「クラルテ、プレヤさんからなにか聞いていないか?」

「えっ……? なにがですか?」


 朝食の席のこと。俺はクラルテに疑問を投げかけてみる。

 クラルテは平然を装っていたが、ほんの一瞬――少しだけ視線を泳がせた。


(間違いない)


 クラルテはプレヤさんの企みを知っている。知っていて、知らんぷりをするように指令を受けているんだ。……いや、むしろ『なにかあると匂わせてこい』と言われている感じもする。


「……クラルテは今日、仕事に行くんだよな?」

「そうですよ。昨日はお休みでしたし。もちろん、職場に直行いたしますよ?」


 あっ、これは直行しないやつだ。隠したいのか、隠したくないのか……クラルテの本心は後者なんだろうな。ついて来いと言われているようにしか聞こえない。

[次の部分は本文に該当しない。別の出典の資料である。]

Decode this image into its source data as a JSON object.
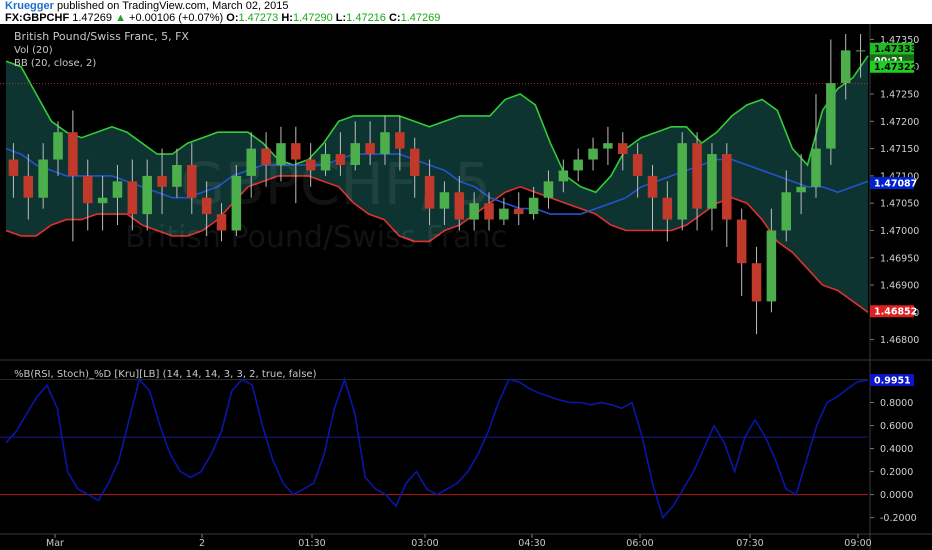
{
  "header": {
    "author": "Kruegger",
    "published": "published on TradingView.com, March 02, 2015",
    "symbol": "FX:GBPCHF",
    "last": "1.47269",
    "change": "+0.00106 (+0.07%)",
    "o_label": "O:",
    "o": "1.47273",
    "h_label": "H:",
    "h": "1.47290",
    "l_label": "L:",
    "l": "1.47216",
    "c_label": "C:",
    "c": "1.47269"
  },
  "main": {
    "title": "British Pound/Swiss Franc, 5, FX",
    "vol": "Vol (20)",
    "bb": "BB (20, close, 2)",
    "watermark_symbol": "GBPCHF, 5",
    "watermark_name": "British Pound/Swiss Franc"
  },
  "indicator": {
    "title": "%B(RSI, Stoch)_%D [Kru][LB] (14, 14, 14, 3, 3, 2, true, false)"
  },
  "colors": {
    "background": "#000000",
    "bull": "#4caf4c",
    "bear": "#c0392b",
    "upper_band": "#33cc33",
    "lower_band": "#e03030",
    "basis": "#2255cc",
    "band_fill": "#0f3a36",
    "osc": "#0a16a8",
    "price_tag": "#22bb22",
    "upper_tag": "#22cc22",
    "basis_tag": "#0022cc",
    "lower_tag": "#e02020"
  },
  "chart_data": [
    {
      "type": "candlestick",
      "y_ticks": [
        "1.47350",
        "1.47300",
        "1.47250",
        "1.47200",
        "1.47150",
        "1.47100",
        "1.47050",
        "1.47000",
        "1.46950",
        "1.46900",
        "1.46850",
        "1.46800"
      ],
      "ylim": [
        1.4677,
        1.4736
      ],
      "x_ticks": [
        "Mar",
        "2",
        "01:30",
        "03:00",
        "04:30",
        "06:00",
        "07:30",
        "09:00"
      ],
      "price_tags": {
        "last": "1.47333",
        "countdown": "00:21",
        "upper": "1.47322",
        "basis": "1.47087",
        "lower": "1.46852"
      },
      "upper_band": [
        1.4731,
        1.473,
        1.4725,
        1.472,
        1.4718,
        1.4717,
        1.4718,
        1.4719,
        1.4718,
        1.4716,
        1.4714,
        1.4714,
        1.4716,
        1.4717,
        1.4718,
        1.4718,
        1.4718,
        1.4716,
        1.4713,
        1.4712,
        1.4713,
        1.4716,
        1.472,
        1.4721,
        1.4721,
        1.4721,
        1.4721,
        1.472,
        1.4719,
        1.472,
        1.4721,
        1.4721,
        1.4721,
        1.4724,
        1.4725,
        1.4723,
        1.4716,
        1.471,
        1.4708,
        1.4707,
        1.471,
        1.4715,
        1.4717,
        1.4718,
        1.4719,
        1.4719,
        1.4716,
        1.4718,
        1.4721,
        1.4723,
        1.4724,
        1.4722,
        1.4715,
        1.4712,
        1.4722,
        1.4726,
        1.4728,
        1.4732
      ],
      "basis": [
        1.4715,
        1.4714,
        1.4712,
        1.4711,
        1.471,
        1.471,
        1.471,
        1.471,
        1.4709,
        1.4708,
        1.4707,
        1.4706,
        1.4706,
        1.4707,
        1.4708,
        1.471,
        1.4711,
        1.4712,
        1.4712,
        1.4712,
        1.4712,
        1.4712,
        1.4713,
        1.4714,
        1.4714,
        1.4714,
        1.4714,
        1.4713,
        1.4712,
        1.4711,
        1.4709,
        1.4708,
        1.4706,
        1.4705,
        1.4704,
        1.4704,
        1.4703,
        1.4703,
        1.4703,
        1.4704,
        1.4705,
        1.4706,
        1.4708,
        1.4709,
        1.471,
        1.4711,
        1.4712,
        1.4713,
        1.4713,
        1.4712,
        1.4711,
        1.471,
        1.4709,
        1.4708,
        1.4708,
        1.4707,
        1.4708,
        1.4709
      ],
      "lower_band": [
        1.47,
        1.4699,
        1.4699,
        1.4701,
        1.4702,
        1.4702,
        1.4703,
        1.4703,
        1.4703,
        1.4701,
        1.47,
        1.4699,
        1.4699,
        1.47,
        1.4702,
        1.4705,
        1.4708,
        1.4709,
        1.471,
        1.471,
        1.471,
        1.4709,
        1.4708,
        1.4705,
        1.4703,
        1.4702,
        1.4699,
        1.4698,
        1.4698,
        1.47,
        1.4701,
        1.4703,
        1.4705,
        1.4707,
        1.4708,
        1.4707,
        1.4706,
        1.4705,
        1.4704,
        1.4703,
        1.4701,
        1.47,
        1.47,
        1.47,
        1.47,
        1.4701,
        1.4703,
        1.4705,
        1.4706,
        1.4705,
        1.4702,
        1.4698,
        1.4696,
        1.4693,
        1.469,
        1.4689,
        1.4687,
        1.4685
      ],
      "candles": [
        [
          1.4713,
          1.471,
          1.4716,
          1.4706
        ],
        [
          1.471,
          1.4706,
          1.4714,
          1.4702
        ],
        [
          1.4706,
          1.4713,
          1.4716,
          1.4704
        ],
        [
          1.4713,
          1.4718,
          1.472,
          1.471
        ],
        [
          1.4718,
          1.471,
          1.4722,
          1.4698
        ],
        [
          1.471,
          1.4705,
          1.4713,
          1.47
        ],
        [
          1.4705,
          1.4706,
          1.471,
          1.47
        ],
        [
          1.4706,
          1.4709,
          1.4712,
          1.4701
        ],
        [
          1.4709,
          1.4703,
          1.4713,
          1.47
        ],
        [
          1.4703,
          1.471,
          1.4713,
          1.47
        ],
        [
          1.471,
          1.4708,
          1.4715,
          1.4703
        ],
        [
          1.4708,
          1.4712,
          1.4715,
          1.4706
        ],
        [
          1.4712,
          1.4706,
          1.4716,
          1.4703
        ],
        [
          1.4706,
          1.4703,
          1.4709,
          1.4699
        ],
        [
          1.4703,
          1.47,
          1.4705,
          1.4698
        ],
        [
          1.47,
          1.471,
          1.4712,
          1.4699
        ],
        [
          1.471,
          1.4715,
          1.4718,
          1.4706
        ],
        [
          1.4715,
          1.4712,
          1.4718,
          1.4708
        ],
        [
          1.4712,
          1.4716,
          1.4719,
          1.4709
        ],
        [
          1.4716,
          1.4713,
          1.4719,
          1.4705
        ],
        [
          1.4713,
          1.4711,
          1.4716,
          1.4708
        ],
        [
          1.4711,
          1.4714,
          1.4716,
          1.471
        ],
        [
          1.4714,
          1.4712,
          1.4718,
          1.471
        ],
        [
          1.4712,
          1.4716,
          1.472,
          1.4711
        ],
        [
          1.4716,
          1.4714,
          1.472,
          1.4712
        ],
        [
          1.4714,
          1.4718,
          1.4721,
          1.4712
        ],
        [
          1.4718,
          1.4715,
          1.4721,
          1.4711
        ],
        [
          1.4715,
          1.471,
          1.4717,
          1.4706
        ],
        [
          1.471,
          1.4704,
          1.4713,
          1.4701
        ],
        [
          1.4704,
          1.4707,
          1.4709,
          1.4701
        ],
        [
          1.4707,
          1.4702,
          1.471,
          1.47
        ],
        [
          1.4702,
          1.4705,
          1.4707,
          1.47
        ],
        [
          1.4705,
          1.4702,
          1.4707,
          1.47
        ],
        [
          1.4702,
          1.4704,
          1.4706,
          1.4701
        ],
        [
          1.4704,
          1.4703,
          1.4707,
          1.4701
        ],
        [
          1.4703,
          1.4706,
          1.4708,
          1.4702
        ],
        [
          1.4706,
          1.4709,
          1.4711,
          1.4704
        ],
        [
          1.4709,
          1.4711,
          1.4713,
          1.4707
        ],
        [
          1.4711,
          1.4713,
          1.4715,
          1.4709
        ],
        [
          1.4713,
          1.4715,
          1.4717,
          1.4711
        ],
        [
          1.4715,
          1.4716,
          1.4719,
          1.4712
        ],
        [
          1.4716,
          1.4714,
          1.4718,
          1.4711
        ],
        [
          1.4714,
          1.471,
          1.4716,
          1.4706
        ],
        [
          1.471,
          1.4706,
          1.4712,
          1.47
        ],
        [
          1.4706,
          1.4702,
          1.4709,
          1.4698
        ],
        [
          1.4702,
          1.4716,
          1.4718,
          1.47
        ],
        [
          1.4716,
          1.4704,
          1.4718,
          1.47
        ],
        [
          1.4704,
          1.4714,
          1.4716,
          1.47
        ],
        [
          1.4714,
          1.4702,
          1.4716,
          1.4697
        ],
        [
          1.4702,
          1.4694,
          1.4704,
          1.4688
        ],
        [
          1.4694,
          1.4687,
          1.4697,
          1.4681
        ],
        [
          1.4687,
          1.47,
          1.4704,
          1.4685
        ],
        [
          1.47,
          1.4707,
          1.4711,
          1.4698
        ],
        [
          1.4707,
          1.4708,
          1.4714,
          1.4703
        ],
        [
          1.4708,
          1.4715,
          1.4725,
          1.4706
        ],
        [
          1.4715,
          1.4727,
          1.4735,
          1.4712
        ],
        [
          1.4727,
          1.4733,
          1.4736,
          1.4724
        ],
        [
          1.4733,
          1.4733,
          1.4736,
          1.4728
        ]
      ]
    },
    {
      "type": "line",
      "series": [
        {
          "values": [
            0.45,
            0.55,
            0.7,
            0.85,
            0.95,
            0.75,
            0.2,
            0.05,
            0.0,
            -0.05,
            0.1,
            0.3,
            0.65,
            1.0,
            0.9,
            0.6,
            0.35,
            0.2,
            0.15,
            0.2,
            0.35,
            0.55,
            0.9,
            1.0,
            0.95,
            0.6,
            0.3,
            0.1,
            0.0,
            0.05,
            0.1,
            0.35,
            0.75,
            1.0,
            0.7,
            0.15,
            0.05,
            0.0,
            -0.1,
            0.1,
            0.2,
            0.05,
            0.0,
            0.05,
            0.1,
            0.2,
            0.35,
            0.55,
            0.8,
            1.0,
            0.98,
            0.92,
            0.88,
            0.85,
            0.82,
            0.8,
            0.8,
            0.78,
            0.8,
            0.78,
            0.75,
            0.8,
            0.5,
            0.1,
            -0.2,
            -0.1,
            0.05,
            0.2,
            0.4,
            0.6,
            0.45,
            0.2,
            0.5,
            0.65,
            0.5,
            0.3,
            0.05,
            0.0,
            0.3,
            0.6,
            0.8,
            0.85,
            0.92,
            0.98,
            0.995
          ]
        }
      ],
      "y_ticks": [
        "0.8000",
        "0.6000",
        "0.4000",
        "0.2000",
        "0.0000",
        "-0.2000"
      ],
      "ylim": [
        -0.29,
        1.1
      ],
      "levels": [
        1.0,
        0.5,
        0.0
      ],
      "last_tag": "0.9951"
    }
  ]
}
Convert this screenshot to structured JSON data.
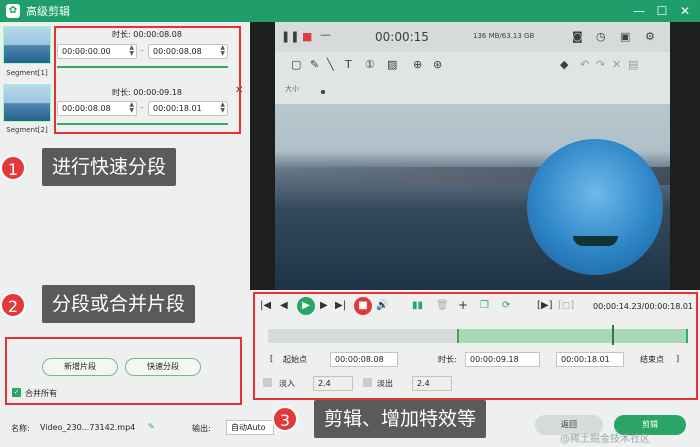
{
  "window": {
    "title": "高级剪辑",
    "minimize": "—",
    "maximize": "☐",
    "close": "✕"
  },
  "segments": [
    {
      "label": "Segment[1]",
      "duration": "时长: 00:00:08.08",
      "start": "00:00:00.00",
      "end": "00:00:08.08"
    },
    {
      "label": "Segment[2]",
      "duration": "时长: 00:00:09.18",
      "start": "00:00:08.08",
      "end": "00:00:18.01"
    }
  ],
  "callouts": [
    {
      "num": "1",
      "text": "进行快速分段"
    },
    {
      "num": "2",
      "text": "分段或合并片段"
    },
    {
      "num": "3",
      "text": "剪辑、增加特效等"
    }
  ],
  "segment_actions": {
    "new_segment": "新增片段",
    "quick_split": "快速分段",
    "merge_all": "合并所有"
  },
  "recorder": {
    "time": "00:00:15",
    "size": "136 MB/63.13 GB",
    "size_label": "大小"
  },
  "timeline": {
    "time_display": "00:00:14.23/00:00:18.01",
    "start_label": "起始点",
    "start_value": "00:00:08.08",
    "duration_label": "时长:",
    "duration_value": "00:00:09.18",
    "end_value": "00:00:18.01",
    "end_label": "结束点",
    "fade_in_label": "淡入",
    "fade_in_value": "2.4",
    "fade_out_label": "淡出",
    "fade_out_value": "2.4"
  },
  "footer": {
    "name_label": "名称:",
    "filename": "Video_230...73142.mp4",
    "output_label": "输出:",
    "output_value": "自动Auto",
    "back_button": "返回",
    "cut_button": "剪辑"
  },
  "watermark": "@稀土掘金技术社区",
  "colors": {
    "brand": "#1f9e6c",
    "highlight": "#e5312f",
    "accent": "#3ca56c"
  }
}
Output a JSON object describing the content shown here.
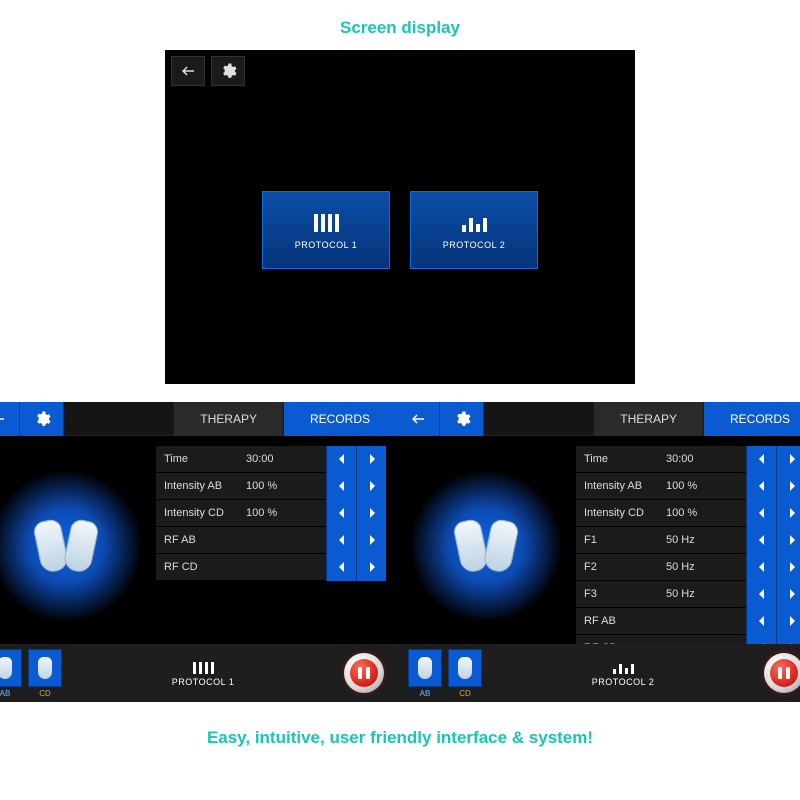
{
  "titles": {
    "top": "Screen display",
    "bottom": "Easy, intuitive, user friendly interface & system!"
  },
  "protocols": [
    {
      "label": "PROTOCOL 1",
      "bars": [
        18,
        18,
        18,
        18
      ]
    },
    {
      "label": "PROTOCOL 2",
      "bars": [
        7,
        14,
        8,
        14
      ]
    }
  ],
  "tabs": {
    "therapy": "THERAPY",
    "records": "RECORDS"
  },
  "footer_pads": {
    "ab": "AB",
    "cd": "CD"
  },
  "panel1": {
    "footer_label": "PROTOCOL 1",
    "footer_bars": [
      12,
      12,
      12,
      12
    ],
    "params": [
      {
        "label": "Time",
        "value": "30:00"
      },
      {
        "label": "Intensity AB",
        "value": "100 %"
      },
      {
        "label": "Intensity CD",
        "value": "100 %"
      },
      {
        "label": "RF AB",
        "value": ""
      },
      {
        "label": "RF CD",
        "value": ""
      }
    ]
  },
  "panel2": {
    "footer_label": "PROTOCOL 2",
    "footer_bars": [
      5,
      10,
      6,
      10
    ],
    "params": [
      {
        "label": "Time",
        "value": "30:00"
      },
      {
        "label": "Intensity AB",
        "value": "100 %"
      },
      {
        "label": "Intensity CD",
        "value": "100 %"
      },
      {
        "label": "F1",
        "value": "50 Hz"
      },
      {
        "label": "F2",
        "value": "50 Hz"
      },
      {
        "label": "F3",
        "value": "50 Hz"
      },
      {
        "label": "RF AB",
        "value": ""
      },
      {
        "label": "RF CD",
        "value": ""
      }
    ]
  }
}
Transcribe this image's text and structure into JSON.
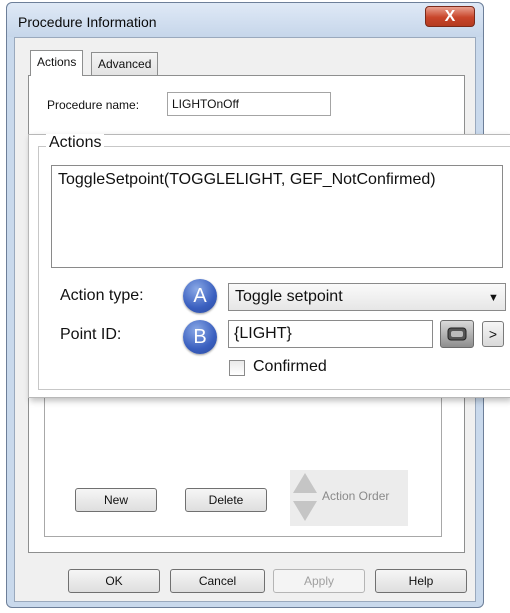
{
  "window": {
    "title": "Procedure Information",
    "close_label": "X"
  },
  "tabs": [
    {
      "label": "Actions",
      "selected": true
    },
    {
      "label": "Advanced",
      "selected": false
    }
  ],
  "procedure_name": {
    "label": "Procedure name:",
    "value": "LIGHTOnOff"
  },
  "actions_group": {
    "title": "Actions",
    "text": "ToggleSetpoint(TOGGLELIGHT, GEF_NotConfirmed)",
    "action_type": {
      "badge": "A",
      "label": "Action type:",
      "selected_value": "Toggle setpoint",
      "arrow": "▼"
    },
    "point_id": {
      "badge": "B",
      "label": "Point ID:",
      "value": "{LIGHT}",
      "more_label": ">"
    },
    "confirmed": {
      "label": "Confirmed",
      "checked": false
    }
  },
  "list_buttons": {
    "new": "New",
    "delete": "Delete",
    "action_order": "Action Order"
  },
  "dialog_buttons": {
    "ok": "OK",
    "cancel": "Cancel",
    "apply": "Apply",
    "help": "Help"
  },
  "icons": {
    "browse": "point-browser-icon",
    "close": "close-icon",
    "order_up": "arrow-up-icon",
    "order_down": "arrow-down-icon"
  },
  "colors": {
    "badge": "#3a5fbf",
    "close_button": "#c8452a",
    "window_frame": "#c9d9ec"
  }
}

「そうか……。なあ、俺に言えないようなことをしていないか?」

「いえいえ! わたくしは仕事しかしておりませんけれども!」


 勢いよくそう否定され、俺は思わず唇を尖らせた。


(仕事しかしておりませんけれども、ねぇ)


 つまり、裏を返せば『仕事でなにかをしている』ということだ。しかし、すべてを教えてくれる気はないらしい。――じれったいな、と俺はため息をついた。